Amy Raymond is no stranger to the National Ballet Academy, as she has worked several times in recent years on teaching William Forsythe’s technique and ballets to the students. It was also through Forsythe that she came into contact, around nine years ago, with the Japanese budo master Akira Hino. ‘Hino has worked with dancers of The Forsythe Company (successor to Ballett Frankfurt – ed.) on achieving a more efficient and natural use of the body’.

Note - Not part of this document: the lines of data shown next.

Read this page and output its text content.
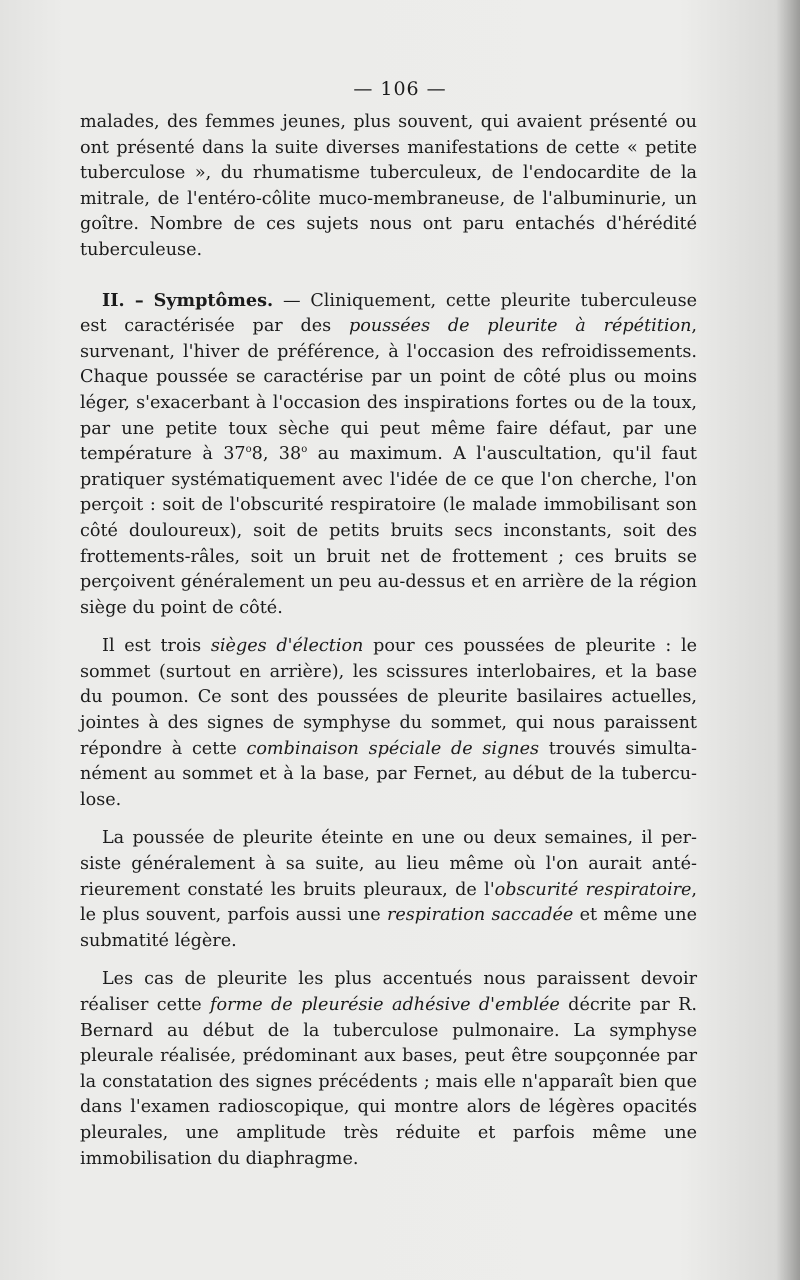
— 106 —

malades, des femmes jeunes, plus souvent, qui avaient présenté ou ont présenté dans la suite diverses manifestations de cette « petite tuberculose », du rhumatisme tuberculeux, de l'endocardite de la mitrale, de l'entéro-côlite muco-membraneuse, de l'albuminurie, un goître. Nombre de ces sujets nous ont paru entachés d'hérédité tuberculeuse.

II. – Symptômes. — Cliniquement, cette pleurite tuberculeuse est caractérisée par des poussées de pleurite à répétition, survenant, l'hiver de préférence, à l'occasion des refroidissements. Chaque poussée se caractérise par un point de côté plus ou moins léger, s'exacerbant à l'occasion des inspirations fortes ou de la toux, par une petite toux sèche qui peut même faire défaut, par une température à 37$^o$8, 38$^o$ au maximum. A l'auscultation, qu'il faut pratiquer systématiquement avec l'idée de ce que l'on cherche, l'on perçoit : soit de l'obscurité respiratoire (le malade immobilisant son côté douloureux), soit de petits bruits secs inconstants, soit des frottements-râles, soit un bruit net de frottement ; ces bruits se perçoivent généralement un peu au-dessus et en arrière de la région siège du point de côté.

Il est trois sièges d'élection pour ces poussées de pleurite : le sommet (surtout en arrière), les scissures interlobaires, et la base du poumon. Ce sont des poussées de pleurite basilaires actuelles, jointes à des signes de symphyse du sommet, qui nous paraissent répondre à cette combinaison spéciale de signes trouvés simultanément au sommet et à la base, par Fernet, au début de la tuberculose.

La poussée de pleurite éteinte en une ou deux semaines, il persiste généralement à sa suite, au lieu même où l'on aurait antérieurement constaté les bruits pleuraux, de l'obscurité respiratoire, le plus souvent, parfois aussi une respiration saccadée et même une submatité légère.

Les cas de pleurite les plus accentués nous paraissent devoir réaliser cette forme de pleurésie adhésive d'emblée décrite par R. Bernard au début de la tuberculose pulmonaire. La symphyse pleurale réalisée, prédominant aux bases, peut être soupçonnée par la constatation des signes précédents ; mais elle n'apparaît bien que dans l'examen radioscopique, qui montre alors de légères opacités pleurales, une amplitude très réduite et parfois même une immobilisation du diaphragme.
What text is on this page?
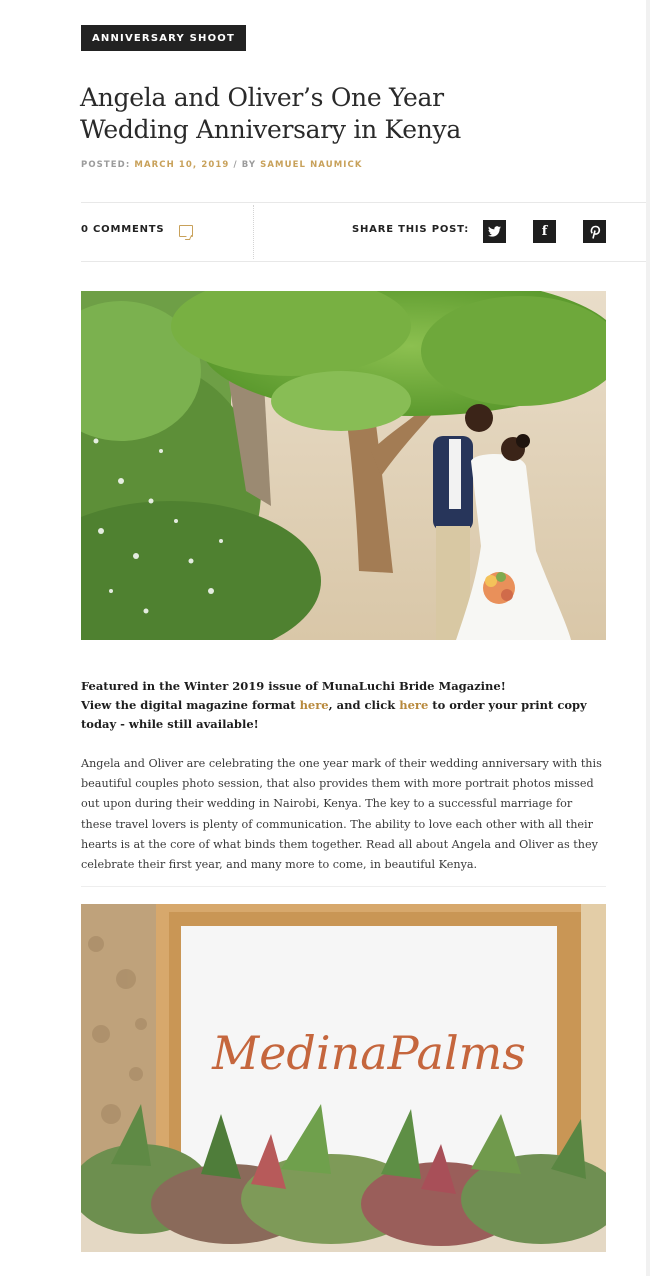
ANNIVERSARY SHOOT
Angela and Oliver’s One Year Wedding Anniversary in Kenya
POSTED: MARCH 10, 2019 / BY SAMUEL NAUMICK
0 COMMENTS	SHARE THIS POST:	f
Featured in the Winter 2019 issue of MunaLuchi Bride Magazine!
View the digital magazine format here, and click here to order your print copy today - while still available!
Angela and Oliver are celebrating the one year mark of their wedding anniversary with this beautiful couples photo session, that also provides them with more portrait photos missed out upon during their wedding in Nairobi, Kenya. The key to a successful marriage for these travel lovers is plenty of communication. The ability to love each other with all their hearts is at the core of what binds them together. Read all about Angela and Oliver as they celebrate their first year, and many more to come, in beautiful Kenya.
MedinaPalms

Last year, Raymond and Hino worked together on investigating how Hino’s martial arts method can be applied to classical ballet. Raymond says, ‘Many people still think of martial arts as being a competitive sport, but that’s really not the case here. Hino has been developing his method for 35 years now. He’s 68 and it’s incredible how flowing his movements are and how powerful he is. Youngsters are no match for him’.

‘In the workshops, I’ll be concentrating on creating more awareness of the body. We’ll be working on stretching, although not legs, back and turn-out, like in ballet. It’s all about stretching the really deep muscles that are attached to your spine. The students will feel parts of their body they’ve never felt before’.
‘I also want to expand their focus. By focusing on certain parts of the body as a classical dancer, you can create more beautiful lines and also feel those ‘inner lines’. And we’ll be working on developing an ‘objective eye’. As a dancer – and even just as a person – you often have a completely different idea of what you’re doing to what it actually looks like. By learning to look objectively at themselves, through using photos or videos, for example, students gain awareness and you stimulate their own responsibility for making adjustments where necessary’.

‘And if we still have time’, says Raymond laughing, ‘I’d like to also work on the contact between dancers. Dancing together is more than just looking at one another to check that you’re in line. You have to be genuinely sensitive to the other person, and really feel the other person and the space that separates you’.